Tags: #Intriga, Policíaco, Relato

Entonces era un hombre.

Se sentía como un hombre.

Esta vez no quiso tentar de nuevo a la suerte. No repitió el intento de su piso. No cruzó la calle para decirle al policía uniformado de gris de la entrada que él había trabajado allí, dignamente, representando a la ley y el orden en un tiempo de libertades.

¿Para qué?

Ya no tenía nada que vomitar, así que le dio la espalda a la comisaría y, por primera vez en ocho años y medio, desde la muerte de Quimeta, rompió a llorar.

5

¿Y si fuera él quien había cambiado hasta ser irreconocible? En el Valle de los Caídos los días acabaron siendo monótonos, porque hasta al horror se acostumbra el ser humano. Lo único que alteraba la existencia, o lo que fuera que llevaran allí, en medio de su abotargamiento mental, eran las noticias fragmentadas que provenían del exterior y el sentimiento de precariedad que daba la desaparición de aquellos que se morían o la llegada de nuevos reclusos. Sobre lo primero, las noticias exteriores, se pasó de la esperanza con la derrota nazi en la Segunda Guerra Mundial a la desesperanza al comprobar que España estaba aislada, y seguiría estándolo, como si a nadie le importase lo que les sucediese. La retirada de los embajadores del 46 lo probaba. Sólo Argentina se dignaba mandar trigo. Sobre lo segundo, los muertos o los que se incorporaban a las obras, el rosario de rostros era tan enorme que formaba una masa amorfa suspendida en el centro de su memoria.

A él, por su edad, le habían destinado a las oficinas.

Con Nicanor Buendía.

Un simple obrero, anarquista y vivaz. También lo habían condenado a muerte y también había sido indultado «generosamente». Le faltaba el brazo izquierdo, de ahí que lo hubieran colocado en las oficinas. Se bastaba con la derecha para hacerlo todo, era puro nervio, aparecía en cualquier parte y tenía una lengua rápida. Desde luego no era tonto, más bien lo contrario.

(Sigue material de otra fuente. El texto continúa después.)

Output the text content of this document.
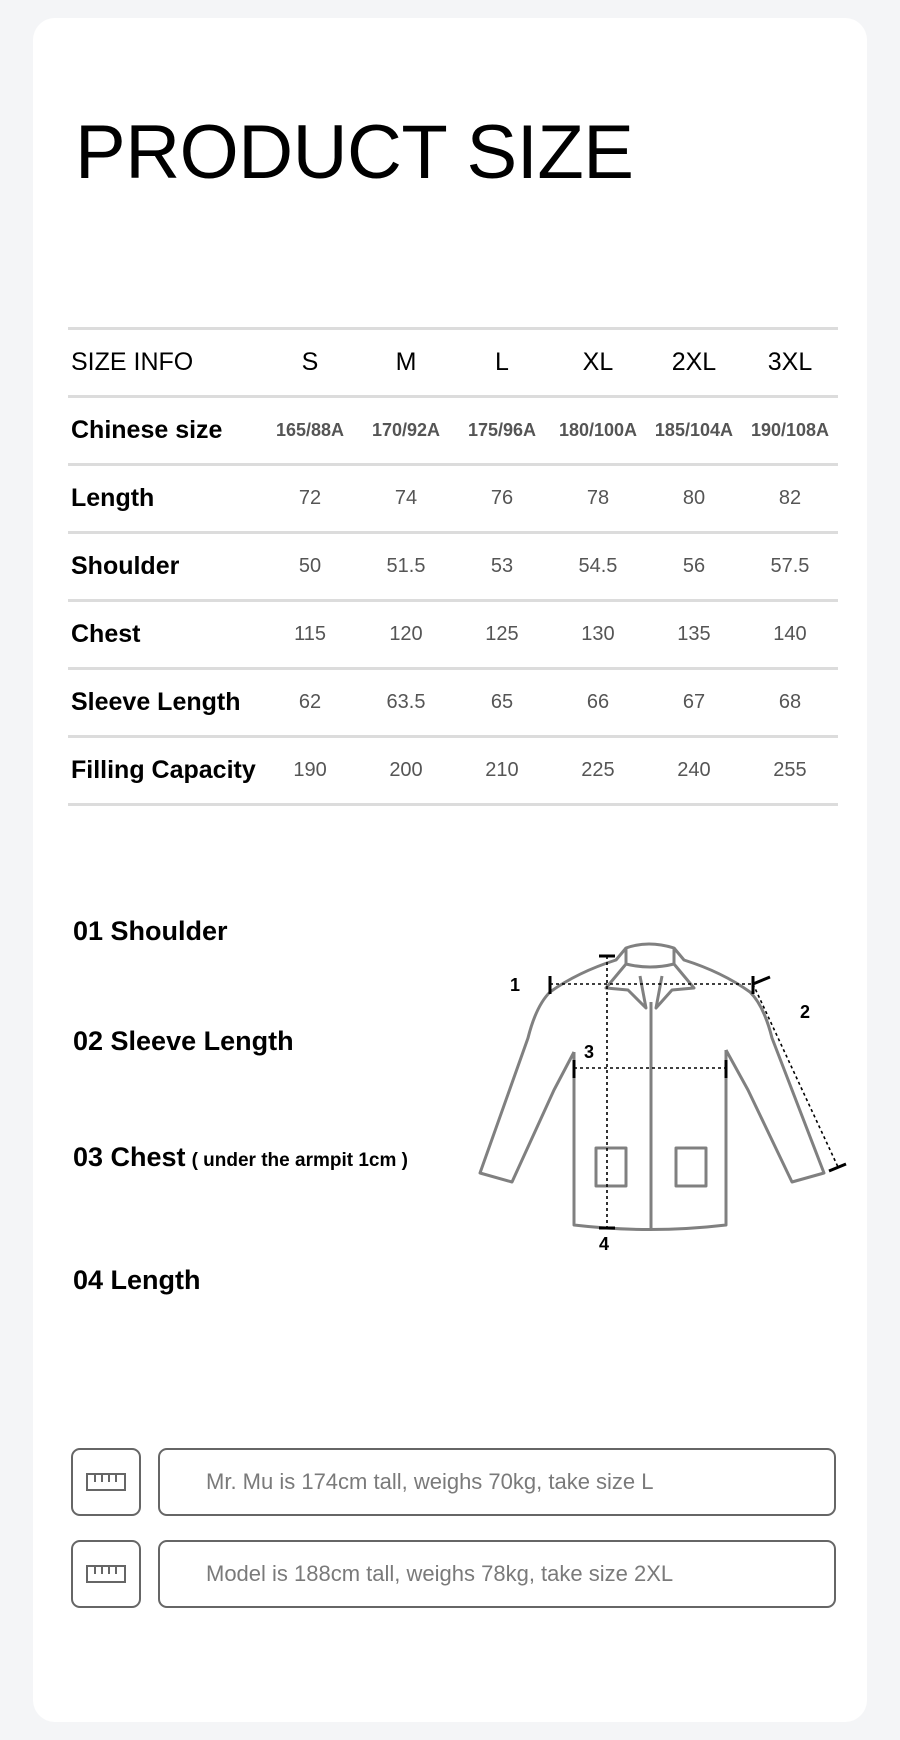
PRODUCT SIZE
SIZE INFO	S	M	L	XL	2XL	3XL
Chinese size	165/88A	170/92A	175/96A	180/100A	185/104A	190/108A
Length	72	74	76	78	80	82
Shoulder	50	51.5	53	54.5	56	57.5
Chest	115	120	125	130	135	140
Sleeve Length	62	63.5	65	66	67	68
Filling Capacity	190	200	210	225	240	255
01 Shoulder
02 Sleeve Length
03 Chest ( under the armpit 1cm )
04 Length
1
2
3
4
Mr. Mu is 174cm tall, weighs 70kg, take size L
Model is 188cm tall, weighs 78kg, take size 2XL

Aunque a veces pareciese que estaba majareta.

—Mascarell, ¿qué harías si volvieras a casa?

—Ni idea.

—Yo mataría a unos cuantos facciosos más y luego…

—¿Luego qué?

—Luego adiós. Aquí no volvería.

—Estás loco, Buendía.

—¿Tú me llamas loco a mí? ¿Y te quedaste en Barcelona cuidando de tu mujer enferma esperando que te atraparan en lugar de largarte con viento fresco? Se te murió a los pocos días, ¿no?

—Sí, pero en mis brazos.

—Ella habría muerto más tranquila de haberte sabido a salvo. Mira, la gente como yo sobra. Hay muchos. No tenemos estudios y contamos poco. Pero la gente como tú… Tú hacías falta, coño. No tenías que haber acabado aquí. Cuando caiga Franco, ¿quién va a poner este jodido país en marcha?

—Alguien habrá.

—¡Y una leche! Van a acabar con todos nosotros. De aquí no salimos vivos, y si salimos, estaremos para el arrastre.

Había dos oficiales que eran la cara y la cruz. El teniente Santos era tranquilo, no quería problemas ni que le mareasen. Contemporizaba. El sargento Peláez en cambio era de los que gritaban por cualquier cosa, y lo hacía pegando su nariz a la del que le causara problemas o se los inventase. Con Santos se podía hablar. Con Peláez no.

Era un mal bicho. Un hijo de puta. Se decía que en la guerra había perdido a un tío cura y a un hermano más pequeño que él en Teruel. Les odiaba. Se le llenaba la boca hablando de la infinita generosidad del Caudillo y de lo grandiosa que había sido la Cruzada. Casi era peor que los curas, tan empeñados en devolverles la fe. Los domingos, especialmente los domingos, en misa, Peláez controlaba que todos rezaran, cantaran o actuaran como devotos creyentes. No bastaba con mover los labios imitando lo que fuera. Él quería oírlo. A Miquel Mascarell, bueno… a Miguel Mascarell, le apodaban «el poli». Las cosas, para bien o para mal, se sabían. Allí no existían secretos. Un día desaparecieron unos lápices, que podían ser empleados tanto para escribir mensajes como para pinchar a alguien, y Santos le encargó que los encontrara. No le costó mucho. Pactó con el responsable. Se quedaba con dos y devolvía el resto. Le dijo a Santos que los había encontrado ocultos en la letrina y en paz.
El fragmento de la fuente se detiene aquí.